The key to being an effective corporate change-maker is to constantly keep the company’s values at the forefront of all discussions, Beckwith said. The on-going pandemic paired with civil unrest over systemic racism has made this an uncomfortable time for people, but addressing issues requires talking about them, she said. In recent weeks, Salesforce has initiated conversations with employees about systemic racism, unconscious bias, and how to be an ally, including some outward-facing events that customers and partners can also attend. 

To drive it’s actions around equality and racial justice, Salesforce formed a task force that includes company leaders  from its equality, recruiting, procurement, and government affairs teams, like Beckwith and Salesforce’s head of equality and recruiting Tony Prophet. The task force itself is one way Salesforce plans to keep the conversation going, as it provides updates to employees and externally to the actions its outlined.

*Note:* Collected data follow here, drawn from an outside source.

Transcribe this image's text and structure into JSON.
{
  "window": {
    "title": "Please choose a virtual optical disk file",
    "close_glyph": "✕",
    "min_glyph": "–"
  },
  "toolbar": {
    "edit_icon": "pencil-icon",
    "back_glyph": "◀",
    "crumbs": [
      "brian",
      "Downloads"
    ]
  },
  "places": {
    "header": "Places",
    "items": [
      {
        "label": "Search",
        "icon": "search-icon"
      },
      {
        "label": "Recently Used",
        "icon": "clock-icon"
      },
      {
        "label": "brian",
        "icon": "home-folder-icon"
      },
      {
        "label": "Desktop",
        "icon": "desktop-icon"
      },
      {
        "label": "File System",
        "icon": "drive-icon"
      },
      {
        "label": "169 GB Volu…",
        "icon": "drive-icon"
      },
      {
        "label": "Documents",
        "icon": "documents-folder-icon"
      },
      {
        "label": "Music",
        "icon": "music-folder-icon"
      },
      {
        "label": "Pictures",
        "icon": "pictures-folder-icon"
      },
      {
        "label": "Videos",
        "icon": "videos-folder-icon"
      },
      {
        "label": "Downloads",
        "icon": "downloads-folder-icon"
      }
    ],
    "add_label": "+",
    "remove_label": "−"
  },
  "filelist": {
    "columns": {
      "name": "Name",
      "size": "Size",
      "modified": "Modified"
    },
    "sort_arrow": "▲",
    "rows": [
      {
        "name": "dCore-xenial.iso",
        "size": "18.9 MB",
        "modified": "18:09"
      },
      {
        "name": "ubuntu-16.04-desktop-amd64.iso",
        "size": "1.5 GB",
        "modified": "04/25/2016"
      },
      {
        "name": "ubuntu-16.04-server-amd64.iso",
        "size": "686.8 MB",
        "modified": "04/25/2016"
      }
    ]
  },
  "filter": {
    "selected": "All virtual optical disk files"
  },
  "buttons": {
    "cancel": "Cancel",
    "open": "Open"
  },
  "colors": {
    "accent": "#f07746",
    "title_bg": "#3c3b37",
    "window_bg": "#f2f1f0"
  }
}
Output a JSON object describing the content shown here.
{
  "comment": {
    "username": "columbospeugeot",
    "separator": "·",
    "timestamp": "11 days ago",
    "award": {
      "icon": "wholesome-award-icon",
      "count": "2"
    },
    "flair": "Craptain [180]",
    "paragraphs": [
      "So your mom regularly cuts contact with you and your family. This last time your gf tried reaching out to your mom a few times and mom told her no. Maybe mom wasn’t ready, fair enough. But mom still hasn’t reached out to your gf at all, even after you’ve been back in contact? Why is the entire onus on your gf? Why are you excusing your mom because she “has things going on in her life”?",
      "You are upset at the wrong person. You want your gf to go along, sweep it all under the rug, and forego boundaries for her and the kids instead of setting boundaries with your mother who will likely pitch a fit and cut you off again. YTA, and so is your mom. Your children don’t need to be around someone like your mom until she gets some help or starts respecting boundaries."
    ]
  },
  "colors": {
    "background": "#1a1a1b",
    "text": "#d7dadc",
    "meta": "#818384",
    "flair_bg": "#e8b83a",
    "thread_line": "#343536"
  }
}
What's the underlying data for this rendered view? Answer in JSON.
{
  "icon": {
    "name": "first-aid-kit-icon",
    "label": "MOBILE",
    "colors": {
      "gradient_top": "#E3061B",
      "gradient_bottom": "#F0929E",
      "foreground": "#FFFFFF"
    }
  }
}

One benefit of asking employees to dedicate time to philanthropy and volunteering is that employees are kept aware that there is always more to be done both outside and inside the company and, as a result, feel empowered to help drive change. For example, an employee recently reached out to Beckwith’s team about how to do more to help those impacted by the pandemic. After several discussions, Salesforce launched a new partnership with the nonprofit Eat. Learn. Play. to provide low-income, minority families in Oakland with produce from local farms, which Salesforce’s philanthropy arm jump-started with a $400,000 donation. 

Leaning on employees for ideas can help spur change because the more people involved, the more ideas can be considered, Beckwith said. “Lean in to employees in the company and to leaders in the community,” she said.

Ultimately, Beckwith’s advice is simple:  “Do something. Every little bit helps.”